Não há caminhos legais para concretizar tal
combinação. Mesmo Bolsonaro pode pressentir o futuro penoso que o espera se não
ultrapassar o acúmulo de ameaças judiciais que o circunda, não só aqui.
Resta-lhe o caminho ilegal: outra combinação, de ilegalidade e violência.
Alternativa já iniciada, com a multiplicação da presença nas ruas para
incitá-las contra as instituições, em especial contra o Judiciário.
Abrir tantos conflitos quanto possa,
estimular a falsa representação das Forças Armadas pelos Pazuellos da reserva e
da ativa. Agredir, incitar, exasperar. Gerar ímpetos de presumidas vinganças
sociais, econômicas e políticas, motivações do ódio disseminado.
Bolsonaro precisa da deflagração de um
estado tumultuoso, anti-instituições, contra a Constituição. Propagado por
policiais militares, milicianos e pelos novos detentores de armas, se não
também por setores do Exército. Quando
fala em “sair das quatro linhas da Constituição”, não é mais a rendosa
prática de arroubos da campanha e da primeira fase do mandato. É a desordem em
marcha. Se chegar ao golpe, não faz diferença se pleno ou parcial, será porque
teve permissão. A começar do consentimento da Câmara e do Senado para a criação
do crime fartamente anunciado pelo próprio Bolsonaro.
De Justiça
Fique claro: foi do
Supremo, por pressão da maioria dos seus ministros, e não de Luiz Fux, a forte
nota de reação a Bolsonaro.
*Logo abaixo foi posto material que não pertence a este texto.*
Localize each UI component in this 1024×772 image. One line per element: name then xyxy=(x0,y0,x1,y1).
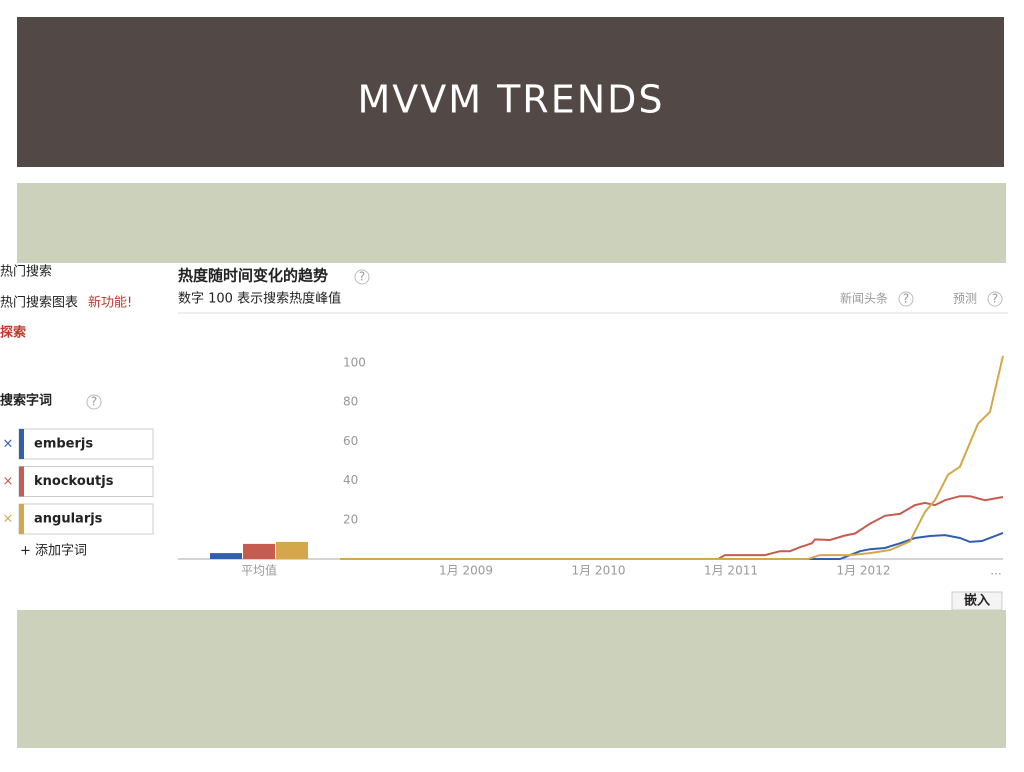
search-terms: 搜索字词 xyxy=(0,393,52,409)
remove-term[interactable]: × xyxy=(3,474,14,489)
y-tick-label: 20 xyxy=(343,512,358,526)
screenshot xyxy=(0,263,1008,610)
trend-line xyxy=(340,355,1004,560)
help-ring xyxy=(354,269,370,285)
term-box[interactable] xyxy=(18,503,154,535)
average-bar xyxy=(210,553,242,559)
x-tick-label: 1月 2009 xyxy=(439,564,493,578)
help-icon[interactable]: ? xyxy=(359,270,365,284)
embed-label[interactable]: 嵌入 xyxy=(964,593,990,609)
help-ring xyxy=(898,291,914,307)
title-band xyxy=(17,17,1004,167)
help-icon[interactable]: ? xyxy=(91,395,97,409)
term-label: emberjs xyxy=(34,437,93,452)
y-tick-label: 80 xyxy=(343,395,358,409)
term-color xyxy=(19,466,24,497)
term-label: angularjs xyxy=(34,512,103,527)
x-tick-label: 1月 2010 xyxy=(571,564,625,578)
trend-line xyxy=(340,531,1004,560)
new-feature: 新功能! xyxy=(88,295,132,311)
help-ring xyxy=(987,291,1003,307)
x-tick-label: 1月 2011 xyxy=(704,564,758,578)
term-label: knockoutjs xyxy=(34,474,114,489)
y-tick-label: 60 xyxy=(343,434,358,448)
y-tick-label: 100 xyxy=(343,355,366,369)
hot-charts[interactable]: 热门搜索图表 xyxy=(0,296,78,311)
band xyxy=(17,183,1006,263)
term-color xyxy=(19,504,24,534)
slide-title: MVVM TRENDS xyxy=(357,78,664,122)
band xyxy=(17,610,1006,748)
y-tick-label: 40 xyxy=(343,473,358,487)
average-bar xyxy=(243,543,275,559)
remove-term[interactable]: × xyxy=(3,512,14,527)
x-tick-label: 平均值 xyxy=(241,563,277,578)
x-tick-label: 1月 2012 xyxy=(836,564,890,578)
add-term[interactable]: + 添加字词 xyxy=(20,544,87,559)
chart-subtitle: 数字 100 表示搜索热度峰值 xyxy=(178,291,341,307)
x-tick-label: ... xyxy=(990,564,1001,578)
help-ring xyxy=(86,394,102,410)
trend-line xyxy=(340,495,1004,560)
chart-title: 热度随时间变化的趋势 xyxy=(178,267,328,285)
help-icon[interactable]: ? xyxy=(992,292,998,306)
hot-searches[interactable]: 热门搜索 xyxy=(0,265,52,280)
explore[interactable]: 探索 xyxy=(0,325,26,341)
average-bar xyxy=(276,541,308,559)
news-toggle[interactable]: 新闻头条 xyxy=(840,291,888,306)
forecast-toggle[interactable]: 预测 xyxy=(953,292,977,306)
help-icon[interactable]: ? xyxy=(903,292,909,306)
term-color xyxy=(19,429,24,459)
remove-term[interactable]: × xyxy=(3,437,14,452)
Enquanto, quatro dias antes, o Tribunal Superior
Eleitoral retomava as sessões com verdadeiras medidas de defesa da
Constituição, Fux, no Supremo, fazia discurso reinaugural falando em diálogo e
harmonia. Ao que Bolsonaro respondeu com agressões redobradas.
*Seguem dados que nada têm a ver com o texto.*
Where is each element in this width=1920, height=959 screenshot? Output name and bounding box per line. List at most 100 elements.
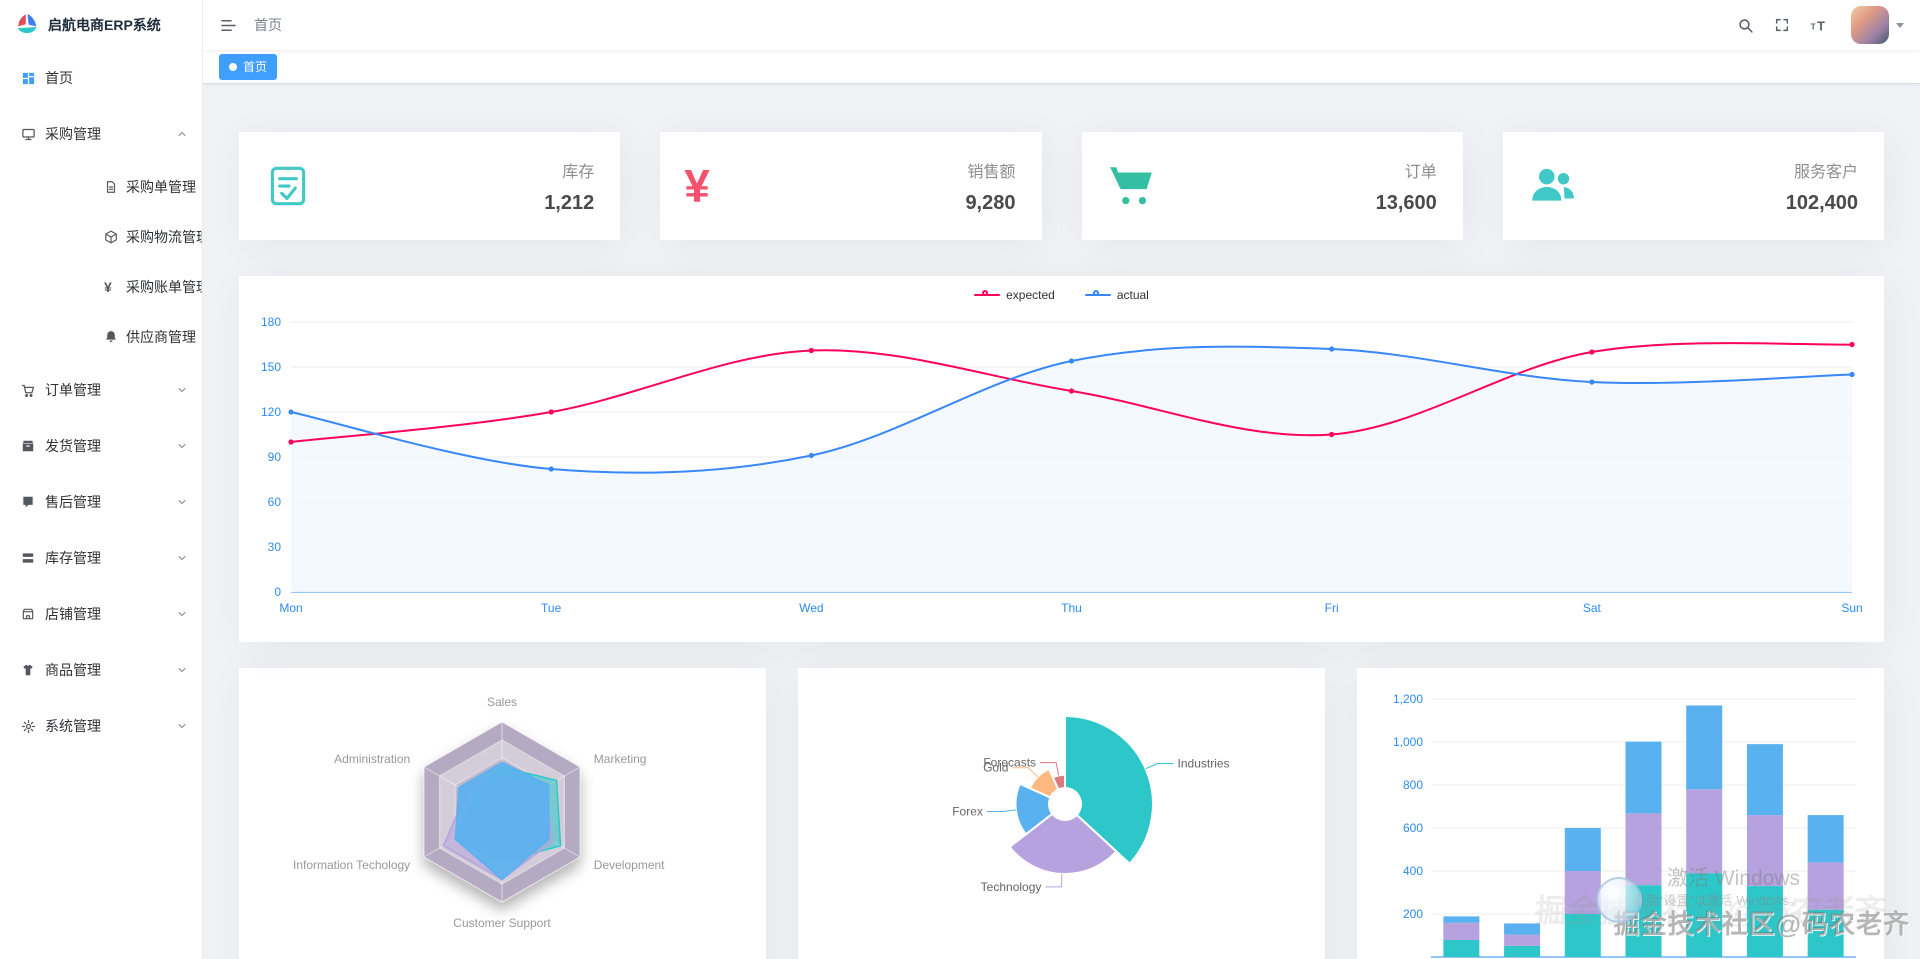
sidebar: 启航电商ERP系统 首页采购管理采购单管理采购物流管理 ¥ 采购账单管理 供应商管理订… xyxy=(0,0,203,959)
bar-chart: 2004006008001,0001,200MonTueWedThuFriSat… xyxy=(1393,692,1856,958)
sidebar-item-home[interactable]: 首页 xyxy=(0,50,202,106)
user-menu[interactable] xyxy=(1851,6,1904,44)
sidebar-item-label: 订单管理 xyxy=(45,382,101,398)
monitor-icon xyxy=(21,127,45,142)
sidebar-item-label: 店铺管理 xyxy=(45,606,101,622)
stat-value: 9,280 xyxy=(965,191,1016,214)
sidebar-item-purchase[interactable]: 采购管理 xyxy=(0,106,202,162)
sidebar-item-label: 供应商管理 xyxy=(126,329,196,345)
sidebar-item-system[interactable]: 系统管理 xyxy=(0,698,202,754)
cart-big-icon xyxy=(1106,161,1156,211)
svg-text:Customer Support: Customer Support xyxy=(453,916,551,930)
sidebar-item-label: 库存管理 xyxy=(45,550,101,566)
stat-card-customers[interactable]: 服务客户 102,400 xyxy=(1502,132,1884,240)
tab-home[interactable]: 首页 xyxy=(219,53,278,80)
sidebar-item-purchase-bill[interactable]: ¥ 采购账单管理 xyxy=(0,262,202,312)
svg-text:Gold: Gold xyxy=(983,761,1008,775)
radar-chart-card: Sales Administration Information Techology… xyxy=(239,668,766,959)
sidebar-item-purchase-logistics[interactable]: 采购物流管理 xyxy=(0,212,202,262)
stat-card-inventory[interactable]: 库存 1,212 xyxy=(239,132,621,240)
stat-card-sales[interactable]: ¥ 销售额 9,280 xyxy=(660,132,1042,240)
cube-icon xyxy=(104,230,126,244)
sidebar-menu: 首页采购管理采购单管理采购物流管理 ¥ 采购账单管理 供应商管理订单管理发货管理售后管… xyxy=(0,50,202,959)
svg-text:600: 600 xyxy=(1403,821,1423,835)
svg-text:120: 120 xyxy=(261,405,281,419)
box-check-icon xyxy=(263,161,313,211)
legend-line-marker-icon xyxy=(974,290,1001,300)
svg-text:T: T xyxy=(1817,19,1825,33)
yen-big-icon: ¥ xyxy=(684,160,710,212)
svg-text:Sun: Sun xyxy=(1841,601,1862,615)
breadcrumb[interactable]: 首页 xyxy=(254,17,282,33)
stat-label: 库存 xyxy=(562,163,595,181)
stat-label: 服务客户 xyxy=(1793,163,1858,181)
stat-label: 订单 xyxy=(1404,163,1437,181)
svg-text:Fri: Fri xyxy=(1325,601,1339,615)
sidebar-item-purchase-order[interactable]: 采购单管理 xyxy=(0,162,202,212)
hamburger-icon[interactable] xyxy=(219,16,238,35)
sidebar-item-aftersale[interactable]: 售后管理 xyxy=(0,474,202,530)
sidebar-item-delivery[interactable]: 发货管理 xyxy=(0,418,202,474)
sidebar-item-goods[interactable]: 商品管理 xyxy=(0,642,202,698)
sidebar-item-inventory[interactable]: 库存管理 xyxy=(0,530,202,586)
svg-text:800: 800 xyxy=(1403,778,1423,792)
legend-line-marker-icon xyxy=(1084,290,1111,300)
search-icon[interactable] xyxy=(1737,17,1754,34)
chevron-down-icon xyxy=(176,720,188,732)
svg-text:Technology: Technology xyxy=(981,880,1042,894)
svg-text:1,000: 1,000 xyxy=(1393,735,1423,749)
sidebar-item-label: 采购物流管理 xyxy=(126,229,202,245)
sidebar-item-label: 采购管理 xyxy=(45,126,101,142)
chevron-up-icon xyxy=(176,128,188,140)
yen-icon: ¥ xyxy=(104,279,112,295)
sidebar-item-supplier[interactable]: 供应商管理 xyxy=(0,312,202,362)
caret-down-icon xyxy=(1896,23,1904,32)
stat-value: 13,600 xyxy=(1375,191,1437,214)
radar-chart: Sales Administration Information Techology… xyxy=(293,695,665,930)
avatar[interactable] xyxy=(1851,6,1889,44)
app-title: 启航电商ERP系统 xyxy=(48,17,161,33)
active-tab-dot xyxy=(229,62,237,71)
svg-text:180: 180 xyxy=(261,315,281,329)
app-logo[interactable]: 启航电商ERP系统 xyxy=(0,0,202,50)
svg-text:60: 60 xyxy=(268,495,282,509)
tags-view-bar: 首页 xyxy=(203,50,1920,84)
stat-value: 1,212 xyxy=(544,191,595,214)
svg-text:Forex: Forex xyxy=(952,804,983,818)
sidebar-item-shop[interactable]: 店铺管理 xyxy=(0,586,202,642)
dashboard-content: 库存 1,212 ¥ 销售额 9,280 订单 13,600 服务客户 102,400 expe… xyxy=(203,84,1920,959)
sidebar-item-label: 采购账单管理 xyxy=(126,279,202,295)
svg-text:Marketing: Marketing xyxy=(594,752,647,766)
svg-text:Sat: Sat xyxy=(1583,601,1602,615)
stat-panel-group: 库存 1,212 ¥ 销售额 9,280 订单 13,600 服务客户 102,400 xyxy=(239,132,1884,240)
svg-text:Wed: Wed xyxy=(799,601,823,615)
bottom-charts-row: Sales Administration Information Techology… xyxy=(239,668,1884,959)
pie-chart-card: Industries Technology Forex Gold Forecasts xyxy=(798,668,1325,959)
bell-icon xyxy=(104,330,126,344)
shop-icon xyxy=(21,607,45,621)
stat-card-orders[interactable]: 订单 13,600 xyxy=(1081,132,1463,240)
fullscreen-icon[interactable] xyxy=(1774,17,1790,33)
svg-text:1,200: 1,200 xyxy=(1393,692,1423,706)
legend-item-actual[interactable]: actual xyxy=(1084,288,1149,302)
legend-item-expected[interactable]: expected xyxy=(974,288,1055,302)
chevron-down-icon xyxy=(176,608,188,620)
people-big-icon xyxy=(1527,161,1577,211)
svg-text:400: 400 xyxy=(1403,864,1423,878)
stat-label: 销售额 xyxy=(967,163,1016,181)
svg-text:150: 150 xyxy=(261,360,281,374)
svg-text:30: 30 xyxy=(268,540,282,554)
stat-text: 销售额 9,280 xyxy=(965,158,1015,215)
gear-icon xyxy=(21,719,45,734)
sidebar-item-label: 商品管理 xyxy=(45,662,101,678)
layers-icon xyxy=(21,551,45,565)
legend-label: actual xyxy=(1116,288,1149,302)
chevron-down-icon xyxy=(176,664,188,676)
svg-text:Administration: Administration xyxy=(334,752,410,766)
svg-text:Mon: Mon xyxy=(279,601,302,615)
sidebar-item-label: 售后管理 xyxy=(45,494,101,510)
svg-text:Information Techology: Information Techology xyxy=(293,858,410,872)
sidebar-item-order[interactable]: 订单管理 xyxy=(0,362,202,418)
Fique claro: sem desmerecer as atitudes dos ministros Luis Roberto Barroso e Alexandre de Moraes, ilustradas por texto admirável, a primeira reação efetiva a Bolsonaro foi do ministro Luis Felipe Salomão, corregedor-geral eleitoral: os 15 dias que deu a Bolsonaro para comprovar as acusações de fraude nas urnas eletrônicas. Bolsonaro teve que reconhecer as mentiras ditas desde a campanha.